Casi al final de su presentación de la gira ‘Hola y adiós’, el trovador expresó que este espectáculo fue el último de su vida, volviéndolo en el más importante y el que más recordará con emoción.
Y se fue sin decir, llámame un día
El cantante #JoaquínSabina se despidió de los escenarios durante su presentación en el Movistar Arena de Madrid
Con la voz entrecortada, agregó que ‘Hola y adiós’ contempló 71 presentaciones con más de 700 mil entradas vendidas, por lo que este concierto en Madrid llevaba por nombre solo ‘Adiós’.
‘Este concierto en Madrid es el último de mi vida y por lo tanto el más importante de mi vida porque es el que en los años próximos recordaré con más emoción. Esta gira que se llamaba ‘Hola y adiós’ y que ha pasado por medio mundo esta noche ya se llama solo ‘adiós’, manifestó.
Durante el show, hizo un repaso de muchas de las canciones de los 17 álbumes publicados, desde finales de los 70′ cuando inició su carrera, para finalmente retirarse entre ovaciones.
En total, Sabina interpretó 23 melodías, entre las que estuvo: ‘Calle Melancolía’, ‘Por el Bulevar de los Sueños Rotos’; ‘Esta Boca es Mía’; ’19 días y 500 noches’; ‘Ahora que’; ‘Noche de boda’, entre otras.
A sus 76 años, el cantautor nacido en Úbeda expresó “un adiós enormemente agradecido” por haber visto “crecer sus canciones”, que “de un modo misterioso” se instalaron “en la memoria sentimental de varias generaciones”.
El repertorio abarcó piezas de sus diecisiete álbumes, desde sus inicios en los años setenta hasta temas que acompañaron generaciones enteras. Entre ‘Yo me bajo en Atocha’ y la emblemática ‘Princesa’, la interpretación final de la noche, Sabina ofreció 23 canciones, cuatro de ellas interpretadas por integrantes de su banda.
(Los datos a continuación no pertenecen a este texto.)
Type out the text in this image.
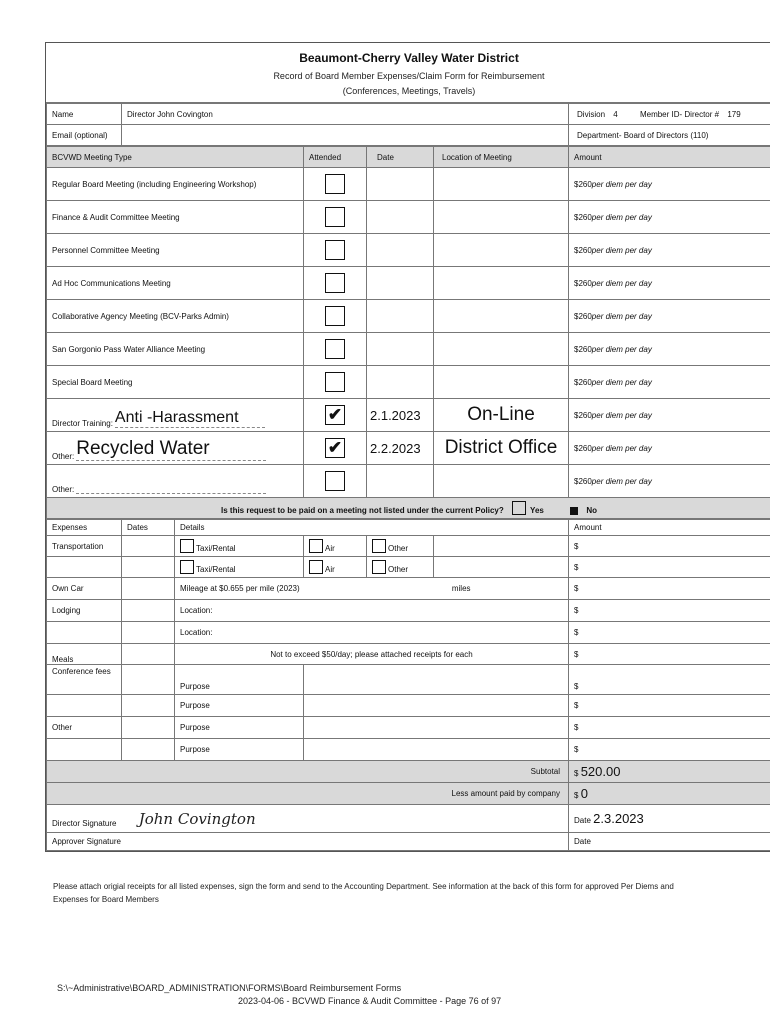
Beaumont-Cherry Valley Water District
Record of Board Member Expenses/Claim Form for Reimbursement
(Conferences, Meetings, Travels)
Name	Director John Covington	Division 4 Member ID- Director # 179
Email (optional)		Department- Board of Directors (110)
BCVWD Meeting Type	Attended	Date	Location of Meeting	Amount
Regular Board Meeting (including Engineering Workshop)				$260per diem per day
Finance & Audit Committee Meeting				$260per diem per day
Personnel Committee Meeting				$260per diem per day
Ad Hoc Communications Meeting				$260per diem per day
Collaborative Agency Meeting (BCV-Parks Admin)				$260per diem per day
San Gorgonio Pass Water Alliance Meeting				$260per diem per day
Special Board Meeting				$260per diem per day
Director Training: Anti -Harassment	✔	2.1.2023	On-Line	$260per diem per day
Other: Recycled Water	✔	2.2.2023	District Office	$260per diem per day
Other:				$260per diem per day
Is this request to be paid on a meeting not listed under the current Policy? Yes No				
Expenses	Dates	Details				Amount
Transportation		Taxi/Rental	Air	Other		$
		Taxi/Rental	Air	Other		$
Own Car		Mileage at $0.655 per mile (2023) miles				$
Lodging		Location:				$
		Location:				$
Meals		Not to exceed $50/day; please attached receipts for each				$
Conference fees		Purpose				$
		Purpose				$
Other		Purpose				$
		Purpose				$
Subtotal						$ 520.00
Less amount paid by company						$ 0
Director Signature John Covington						Date 2.3.2023
Approver Signature						Date
Please attach origial receipts for all listed expenses, sign the form and send to the Accounting Department. See information at the back of this form for approved Per Diems and Expenses for Board Members
S:\~Administrative\BOARD_ADMINISTRATION\FORMS\Board Reimbursement Forms
2023-04-06 - BCVWD Finance & Audit Committee - Page 76 of 97
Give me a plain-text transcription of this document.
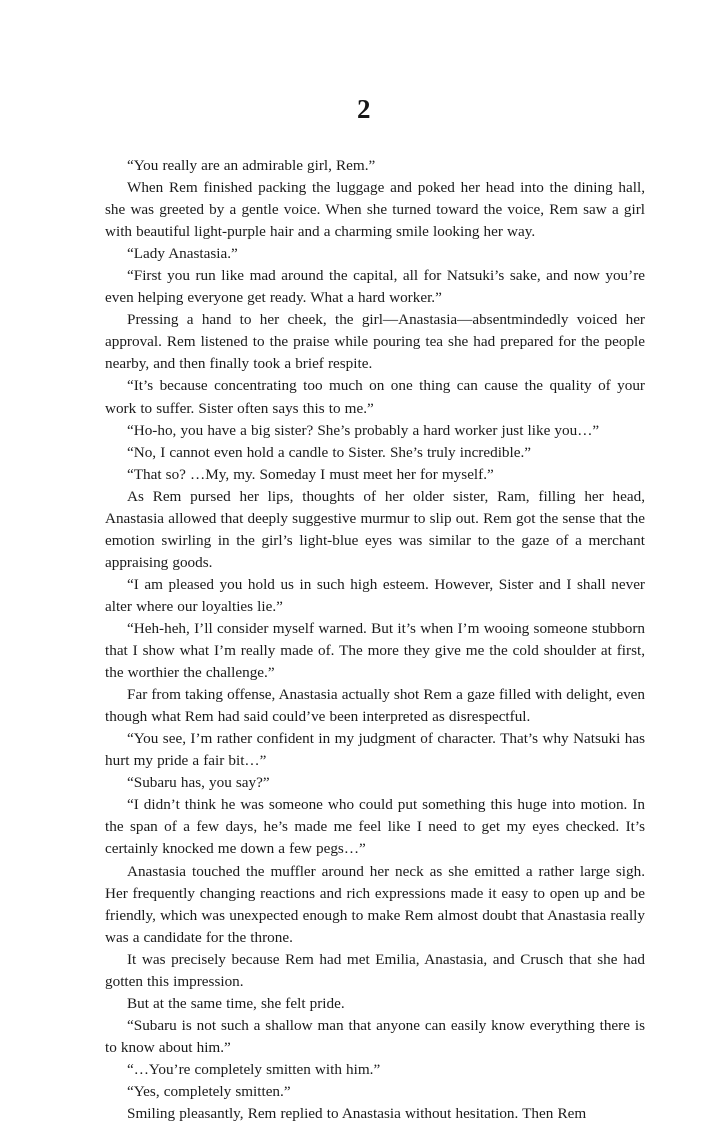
2

“You really are an admirable girl, Rem.”

When Rem finished packing the luggage and poked her head into the dining hall, she was greeted by a gentle voice. When she turned toward the voice, Rem saw a girl with beautiful light-purple hair and a charming smile looking her way.

“Lady Anastasia.”

“First you run like mad around the capital, all for Natsuki’s sake, and now you’re even helping everyone get ready. What a hard worker.”

Pressing a hand to her cheek, the girl—Anastasia—absentmindedly voiced her approval. Rem listened to the praise while pouring tea she had prepared for the people nearby, and then finally took a brief respite.

“It’s because concentrating too much on one thing can cause the quality of your work to suffer. Sister often says this to me.”

“Ho-ho, you have a big sister? She’s probably a hard worker just like you…”

“No, I cannot even hold a candle to Sister. She’s truly incredible.”

“That so? …My, my. Someday I must meet her for myself.”

As Rem pursed her lips, thoughts of her older sister, Ram, filling her head, Anastasia allowed that deeply suggestive murmur to slip out. Rem got the sense that the emotion swirling in the girl’s light-blue eyes was similar to the gaze of a merchant appraising goods.

“I am pleased you hold us in such high esteem. However, Sister and I shall never alter where our loyalties lie.”

“Heh-heh, I’ll consider myself warned. But it’s when I’m wooing someone stubborn that I show what I’m really made of. The more they give me the cold shoulder at first, the worthier the challenge.”

Far from taking offense, Anastasia actually shot Rem a gaze filled with delight, even though what Rem had said could’ve been interpreted as disrespectful.

“You see, I’m rather confident in my judgment of character. That’s why Natsuki has hurt my pride a fair bit…”

“Subaru has, you say?”

“I didn’t think he was someone who could put something this huge into motion. In the span of a few days, he’s made me feel like I need to get my eyes checked. It’s certainly knocked me down a few pegs…”

Anastasia touched the muffler around her neck as she emitted a rather large sigh. Her frequently changing reactions and rich expressions made it easy to open up and be friendly, which was unexpected enough to make Rem almost doubt that Anastasia really was a candidate for the throne.

It was precisely because Rem had met Emilia, Anastasia, and Crusch that she had gotten this impression.

But at the same time, she felt pride.

“Subaru is not such a shallow man that anyone can easily know everything there is to know about him.”

“…You’re completely smitten with him.”

“Yes, completely smitten.”

Smiling pleasantly, Rem replied to Anastasia without hesitation. Then Rem
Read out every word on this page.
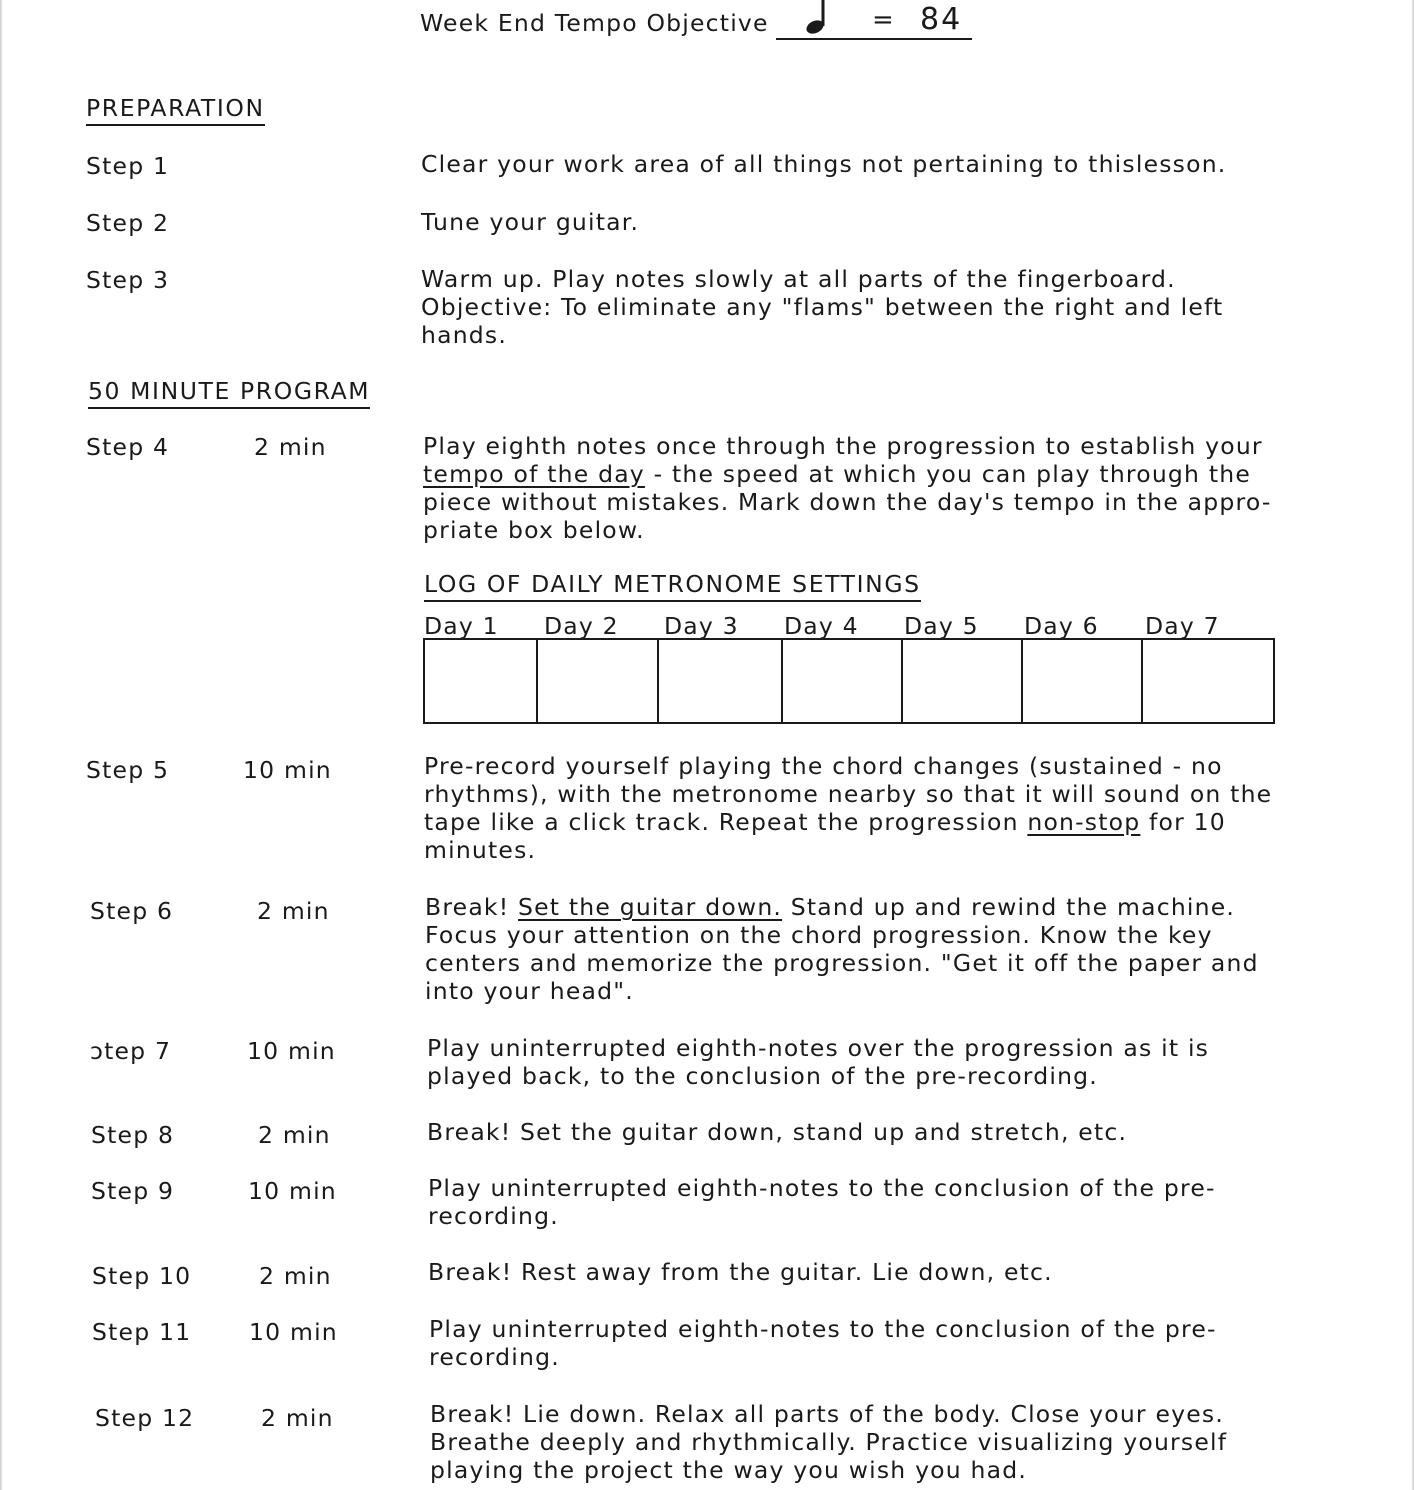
Week End Tempo Objective	= 84
PREPARATION
Step 1	Clear your work area of all things not pertaining to thislesson.
Step 2	Tune your guitar.
Step 3	Warm up. Play notes slowly at all parts of the fingerboard.
Objective: To eliminate any "flams" between the right and left
hands.
50 MINUTE PROGRAM
Step 4	2 min	Play eighth notes once through the progression to establish your
tempo of the day - the speed at which you can play through the
piece without mistakes. Mark down the day's tempo in the appro-
priate box below.
LOG OF DAILY METRONOME SETTINGS
Day 1 Day 2 Day 3 Day 4 Day 5 Day 6 Day 7
Step 5	10 min	Pre-record yourself playing the chord changes (sustained - no
rhythms), with the metronome nearby so that it will sound on the
tape like a click track. Repeat the progression non-stop for 10
minutes.
Step 6	2 min	Break! Set the guitar down. Stand up and rewind the machine.
Focus your attention on the chord progression. Know the key
centers and memorize the progression. "Get it off the paper and
into your head".
ɔtep 7	10 min	Play uninterrupted eighth-notes over the progression as it is
played back, to the conclusion of the pre-recording.
Step 8	2 min	Break! Set the guitar down, stand up and stretch, etc.
Step 9	10 min	Play uninterrupted eighth-notes to the conclusion of the pre-
recording.
Step 10	2 min	Break! Rest away from the guitar. Lie down, etc.
Step 11 10 min	Play uninterrupted eighth-notes to the conclusion of the pre-
recording.
Step 12	2 min	Break! Lie down. Relax all parts of the body. Close your eyes.
Breathe deeply and rhythmically. Practice visualizing yourself
playing the project the way you wish you had.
La tan coreada ‘Calle Melancolía’ tuvo un peso especial. El artista recordó que fue la segunda composición de su vida, escrita hace cuatro décadas, y que decidió incluirla en esta gira tras “mirar en el baúl de las canciones antiguas, oxidadas y semiolvidadas”. Ese gesto de volver a sus raíces resumió el espíritu de una velada que mezcló nostalgia, gratitud y reposada honestidad.
Uno de los momentos más celebrados llegó cuando Sabina compartió el origen de ‘Bulevar de los sueños rotos’. Recordó cómo Chavela Vargas le contó que vivía en ese “bulevar” y cómo él lo interpretó como un regalo poético que merecía convertirse en canción.
“Me puse a escribirla en el cuadernillo que siempre llevo encima, y antes que a nadie tuve el honor de cantársela a Chavela Vargas los dos solos, mirándole a los ojos”, relató antes de iniciar el tema con el público de pie. La anécdota reforzó su faceta más íntima, aquella que siempre ha estado ligada a experiencias compartidas y a amistades profundas.
Este retiro llega después de enfrentar diversos problemas de salud, incluidos episodios graves como el accidente de 2020 en el entonces Wizink Center. Ahora, Sabina opta por un punto y aparte, alejándose de los escenarios pero sin renunciar a la música que lo ha acompañado toda su vida.